Rite Aid’s fiscal Q1 2019 revenue drivers
As outlined in the previous article, Rite Aid (RAD) reported a 0.9% YoY (year-over-year) fall in sales (from continuing operations) to $5.39 billion during the fiscal first quarter of 2019 (which ended on June 2). Let’s see what drove the company’s top line during the quarter.
Retail Pharmacy segment
The company’s Retail Pharmacy segment, under which it sells prescription drugs, health and beauty products, and personal care items, recorded a 1.9% YoY sales fall during the quarter.
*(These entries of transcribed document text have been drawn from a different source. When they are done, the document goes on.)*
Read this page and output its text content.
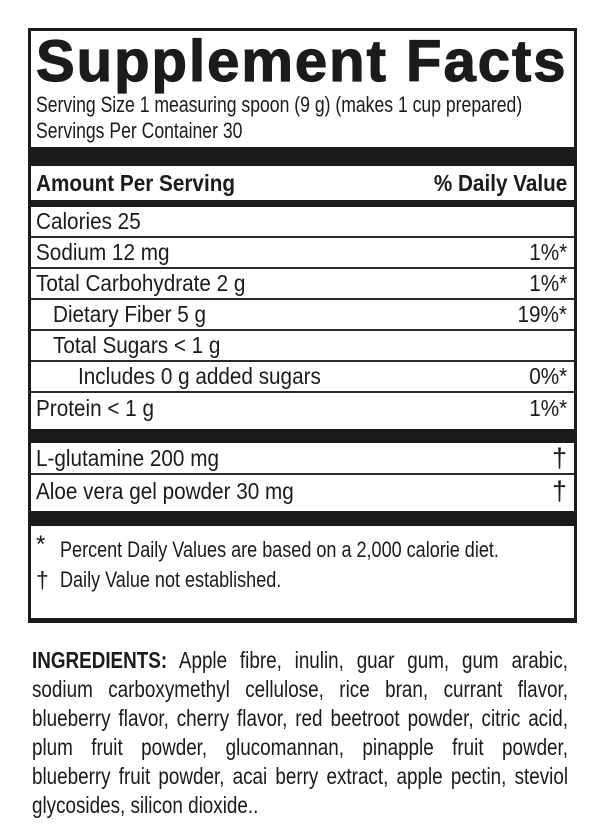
Supplement Facts
Serving Size 1 measuring spoon (9 g) (makes 1 cup prepared)
Servings Per Container 30
Amount Per Serving	% Daily Value
Calories 25
Sodium 12 mg	1%*
Total Carbohydrate 2 g	1%*
Dietary Fiber 5 g	19%*
Total Sugars < 1 g
Includes 0 g added sugars	0%*
Protein < 1 g	1%*
L-glutamine 200 mg	†
Aloe vera gel powder 30 mg	†
* Percent Daily Values are based on a 2,000 calorie diet.
† Daily Value not established.

INGREDIENTS: Apple fibre, inulin, guar gum, gum arabic, sodium carboxymethyl cellulose, rice bran, currant flavor, blueberry flavor, cherry flavor, red beetroot powder, citric acid, plum fruit powder, glucomannan, pinapple fruit powder, blueberry fruit powder, acai berry extract, apple pectin, steviol glycosides, silicon dioxide..
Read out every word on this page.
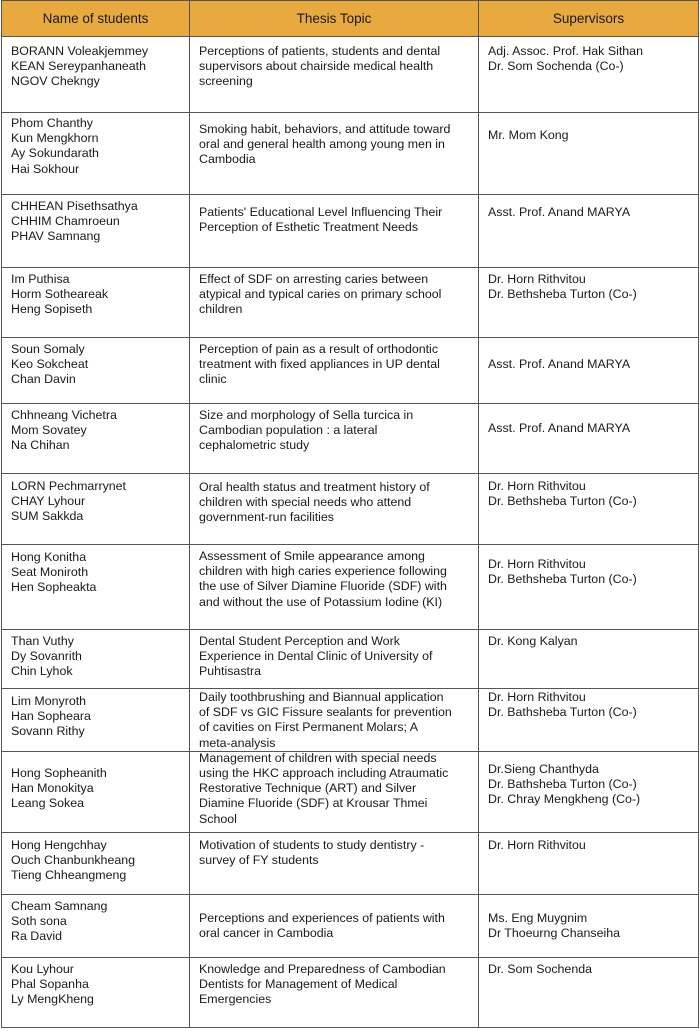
Name of students	Thesis Topic	Supervisors

BORANN Voleakjemmey
KEAN Sereypanhaneath
NGOV Chekngy	Perceptions of patients, students and dental
supervisors about chairside medical health
screening	Adj. Assoc. Prof. Hak Sithan
Dr. Som Sochenda (Co-)

Phom Chanthy
Kun Mengkhorn
Ay Sokundarath
Hai Sokhour	Smoking habit, behaviors, and attitude toward
oral and general health among young men in
Cambodia	Mr. Mom Kong

CHHEAN Pisethsathya
CHHIM Chamroeun
PHAV Samnang	Patients' Educational Level Influencing Their
Perception of Esthetic Treatment Needs	Asst. Prof. Anand MARYA

Im Puthisa
Horm Sotheareak
Heng Sopiseth	Effect of SDF on arresting caries between
atypical and typical caries on primary school
children	Dr. Horn Rithvitou
Dr. Bethsheba Turton (Co-)

Soun Somaly
Keo Sokcheat
Chan Davin	Perception of pain as a result of orthodontic
treatment with fixed appliances in UP dental
clinic	Asst. Prof. Anand MARYA

Chhneang Vichetra
Mom Sovatey
Na Chihan	Size and morphology of Sella turcica in
Cambodian population : a lateral
cephalometric study	Asst. Prof. Anand MARYA

LORN Pechmarrynet
CHAY Lyhour
SUM Sakkda	Oral health status and treatment history of
children with special needs who attend
government-run facilities	Dr. Horn Rithvitou
Dr. Bethsheba Turton (Co-)

Hong Konitha
Seat Moniroth
Hen Sopheakta	Assessment of Smile appearance among
children with high caries experience following
the use of Silver Diamine Fluoride (SDF) with
and without the use of Potassium Iodine (KI)	Dr. Horn Rithvitou
Dr. Bethsheba Turton (Co-)

Than Vuthy
Dy Sovanrith
Chin Lyhok	Dental Student Perception and Work
Experience in Dental Clinic of University of
Puhtisastra	Dr. Kong Kalyan

Lim Monyroth
Han Sopheara
Sovann Rithy	Daily toothbrushing and Biannual application
of SDF vs GIC Fissure sealants for prevention
of cavities on First Permanent Molars; A
meta-analysis	Dr. Horn Rithvitou
Dr. Bathsheba Turton (Co-)

Hong Sopheanith
Han Monokitya
Leang Sokea	Management of children with special needs
using the HKC approach including Atraumatic
Restorative Technique (ART) and Silver
Diamine Fluoride (SDF) at Krousar Thmei
School	Dr.Sieng Chanthyda
Dr. Bathsheba Turton (Co-)
Dr. Chray Mengkheng (Co-)

Hong Hengchhay
Ouch Chanbunkheang
Tieng Chheangmeng	Motivation of students to study dentistry -
survey of FY students	Dr. Horn Rithvitou

Cheam Samnang
Soth sona
Ra David	Perceptions and experiences of patients with
oral cancer in Cambodia	Ms. Eng Muygnim
Dr Thoeurng Chanseiha

Kou Lyhour
Phal Sopanha
Ly MengKheng	Knowledge and Preparedness of Cambodian
Dentists for Management of Medical
Emergencies	Dr. Som Sochenda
Revenue for the segment stood at $3.9 billion and was impacted negatively by store closures and a fall in same-store sales
Sales comps (from continuing operations) were down 0.7% YoY during the quarter driven by a 0.1% fall in pharmacy comps and a 1.8% fall in front-end sales comps. While pharmacy network exclusions negatively impacted pharmacy sales, front-end comps were hit by a slow start to the allergy season and softer Easter sales. This was the eighth consecutive quarter of comps decline for the Retail Pharmacy segment. Same-store sales fell 2.9% in fiscal 2018 after falling ~2% in fiscal 2017.
Generic introductions continued to impact pharmacy sales negatively and pulled them down by ~133 basis points during the quarter.
The number of prescriptions filled in same stores (adjusted to 30-day equivalents) continued to fall and fell 1.5% YoY during the quarter due mainly to their exclusion from certain pharmacy networks. However, there was a 32% YoY rise in the number of prescriptions refilled through the mobile app.
Pharmacy Services segment
Pharmacy Services segment sales improved 1.9% YoY to $1.5 billion during the quarter driven by an increase in the number of Medicare Part D memberships. The segment returned to growth after five consecutive quarters of sales decline.
ETF investors seeking to add exposure to Rite Aid can consider the SPDR S&P Retail ETF (XRT), which invests 1.4% of its portfolio in the company.